1) Understanding the problem:
The random variable \( X_1, X_2, ...., X_n \) follows a uniform distribution over the interval \( \left( \frac{1}{3}, \theta \right) \). The maximum \( Y = \max \{ X_1, X_2, ...., X_n \} \) is the largest of these random variables. We aim to find an unbiased estimator for \( \theta \) based on \( Y \).

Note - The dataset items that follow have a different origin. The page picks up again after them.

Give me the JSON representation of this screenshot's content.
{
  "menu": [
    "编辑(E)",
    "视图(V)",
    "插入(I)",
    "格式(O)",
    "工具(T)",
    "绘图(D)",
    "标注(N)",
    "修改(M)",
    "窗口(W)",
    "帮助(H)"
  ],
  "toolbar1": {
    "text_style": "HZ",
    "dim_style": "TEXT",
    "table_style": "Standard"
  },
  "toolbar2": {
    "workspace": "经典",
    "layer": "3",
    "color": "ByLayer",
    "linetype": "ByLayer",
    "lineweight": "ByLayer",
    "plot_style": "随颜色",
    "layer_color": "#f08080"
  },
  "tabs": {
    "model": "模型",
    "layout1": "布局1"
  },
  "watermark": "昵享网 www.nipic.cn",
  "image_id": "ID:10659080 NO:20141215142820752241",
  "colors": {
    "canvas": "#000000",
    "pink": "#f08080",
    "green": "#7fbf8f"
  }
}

2) The expected value of the maximum:
For a uniform distribution \( U(a, b) \), the expected value of the maximum of \( n \) random variables is given by:
\[
E(Y) = a + \frac{n}{n+1} (b - a)
\]
For our distribution \( U\left( \frac{1}{3}, \theta \right) \), the expected value of the maximum is:
\[
E(Y) = \frac{1}{3} + \frac{n}{n+1} \left( \theta - \frac{1}{3} \right)
\]
3) Solving for an unbiased estimator:
An unbiased estimator \( \hat{\theta} \) is one for which the expected value is equal to \( \theta \). Setting \( E(Y) = \theta \), we get:
\[
\frac{1}{3} + \frac{n}{n+1} \left( \theta - \frac{1}{3} \right) = \theta
\]
Solving for \( \theta \), we get:
\[
\theta = \left( \frac{n+1}{n} \right) \left( Y - \frac{1}{3} \right) + \frac{1}{3}
\]
Thus, the unbiased estimator for \( \theta \) is \( \left( \frac{n+1}{n} \right) (Y - \frac{1}{3}) + \frac{1}{3} \), which corresponds to option (A).